The REIT generally raises its dividend 4% to 5% per year, and it’s working on a string of 89 consecutive quarterly dividends hikes.
Realty Income is not a particularly high yielder at today’s prices. It’s dividend yield is a modest 3.8%. But let’s imagine you bought the REIT five years ago. Your yield on cost (or the annual dividend today divided by your original purchase price) would be a much more attractive 5.7%.
Now let’s pretend you bought Realty Income 10 years ago. Your yield on cost would be a whopping 11.9%.
Now let’s get really crazy and assume you bought Realty Income 20 years ago. Your yield on cost would be a gargantuan 22.4%.
Yes, you’d be making more than 22 cents per year for every dollar you invested in Realty Income. That’s the power of dividend growth.
I’m not recommending you go run out and buy Realty Income today. Personally, I think the shares are a little too expensive to justify buying with new money. I’d recommend waiting for a significant pullback.

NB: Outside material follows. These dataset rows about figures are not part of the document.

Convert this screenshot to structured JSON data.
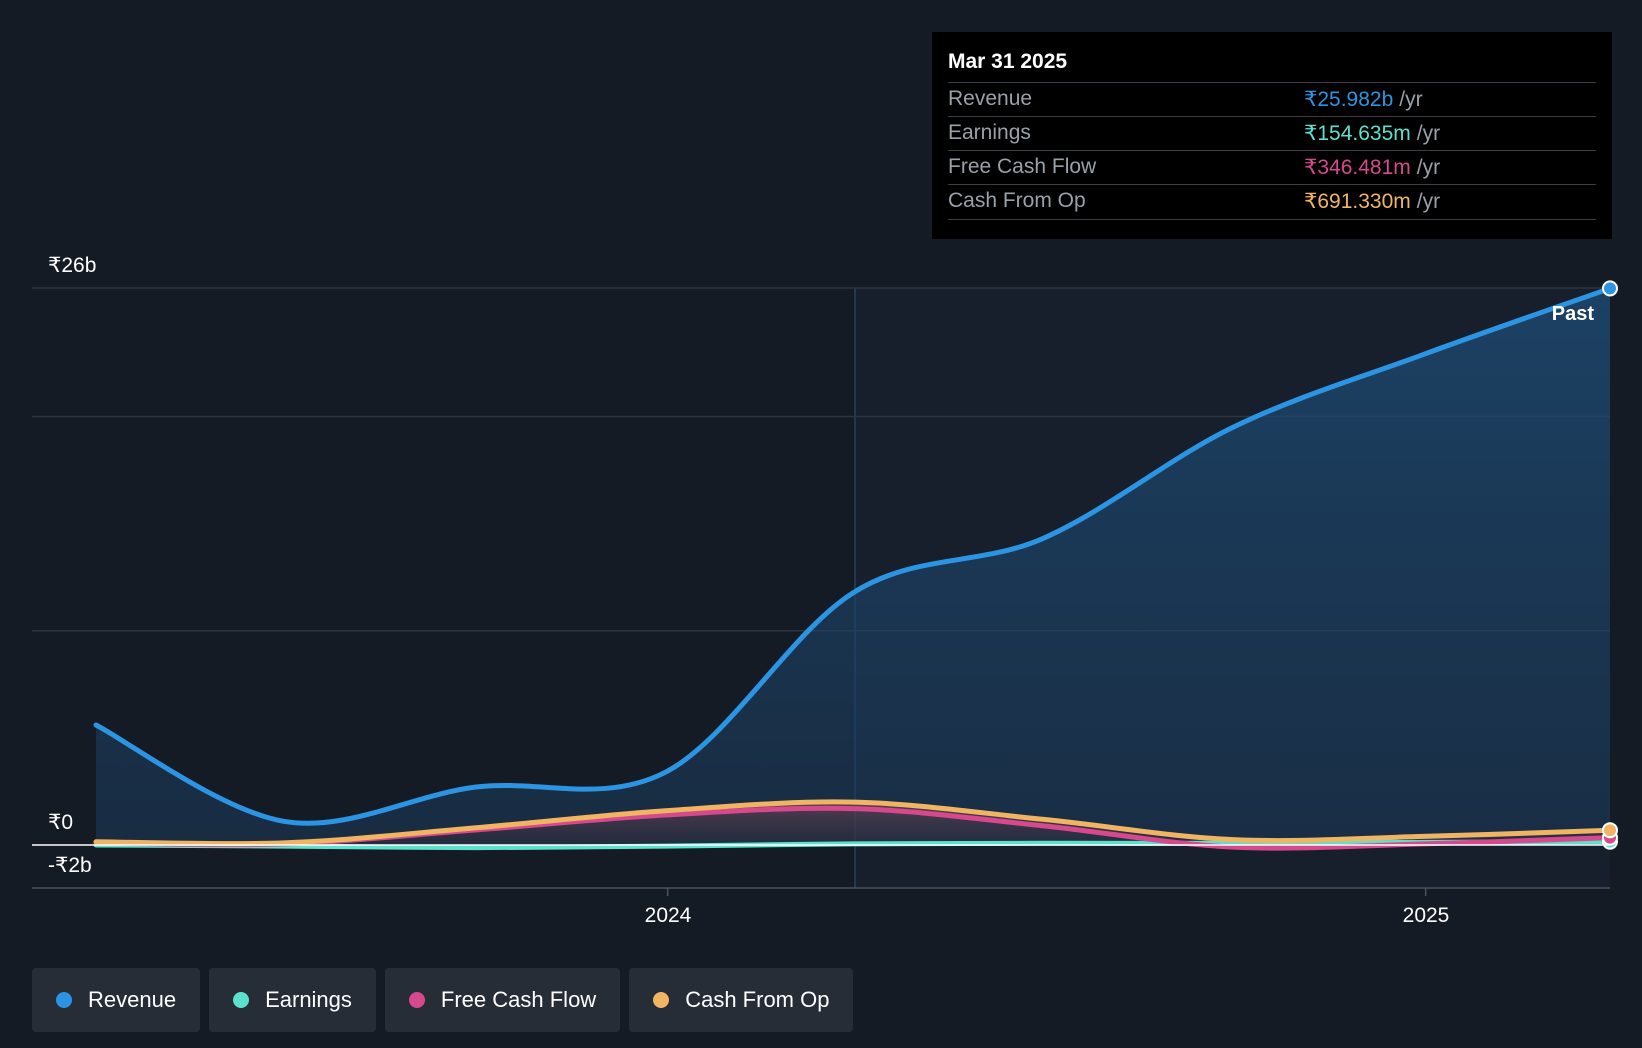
{
  "tooltip": {
    "date": "Mar 31 2025",
    "rows": [
      {
        "label": "Revenue",
        "value": "₹25.982b",
        "unit": "/yr",
        "color": "#2b94e3"
      },
      {
        "label": "Earnings",
        "value": "₹154.635m",
        "unit": "/yr",
        "color": "#5ce1cf"
      },
      {
        "label": "Free Cash Flow",
        "value": "₹346.481m",
        "unit": "/yr",
        "color": "#d6498d"
      },
      {
        "label": "Cash From Op",
        "value": "₹691.330m",
        "unit": "/yr",
        "color": "#f0b562"
      }
    ]
  },
  "legend": [
    {
      "label": "Revenue",
      "color": "#2b94e3"
    },
    {
      "label": "Earnings",
      "color": "#5ce1cf"
    },
    {
      "label": "Free Cash Flow",
      "color": "#d6498d"
    },
    {
      "label": "Cash From Op",
      "color": "#f0b562"
    }
  ],
  "chart_data": {
    "type": "line",
    "y_tick_labels": [
      "₹26b",
      "₹0",
      "-₹2b"
    ],
    "x_tick_labels": [
      "2024",
      "2025"
    ],
    "ylim": [
      -2,
      26
    ],
    "past_label": "Past",
    "x": [
      "2023-03-31",
      "2023-06-30",
      "2023-09-30",
      "2023-12-31",
      "2024-03-31",
      "2024-06-30",
      "2024-09-30",
      "2024-12-31",
      "2025-03-31"
    ],
    "series": [
      {
        "name": "Revenue",
        "color": "#2b94e3",
        "values": [
          5.6,
          1.1,
          2.7,
          3.4,
          11.8,
          14.3,
          19.5,
          22.9,
          25.98
        ]
      },
      {
        "name": "Earnings",
        "color": "#5ce1cf",
        "values": [
          0.0,
          -0.05,
          -0.12,
          -0.05,
          0.05,
          0.08,
          0.08,
          0.12,
          0.155
        ]
      },
      {
        "name": "Free Cash Flow",
        "color": "#d6498d",
        "values": [
          0.1,
          0.05,
          0.7,
          1.4,
          1.7,
          0.9,
          -0.1,
          0.05,
          0.346
        ]
      },
      {
        "name": "Cash From Op",
        "color": "#f0b562",
        "values": [
          0.15,
          0.1,
          0.8,
          1.6,
          2.0,
          1.2,
          0.25,
          0.4,
          0.691
        ]
      }
    ],
    "grid": true
  }
}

But I bring this up to show you that there’s more to income investing than simply grabbing the highest yield you can find. I even have a name for that. I call it “yield whoring,” and I consider it a vice that’s detrimental to your financial health.
A good income portfolio should have a mix of high-yielding investments and lower-yielding but faster-growing dividend stocks. Ultimately, it’s the only way you’ll stay ahead of inflation in a long retirement.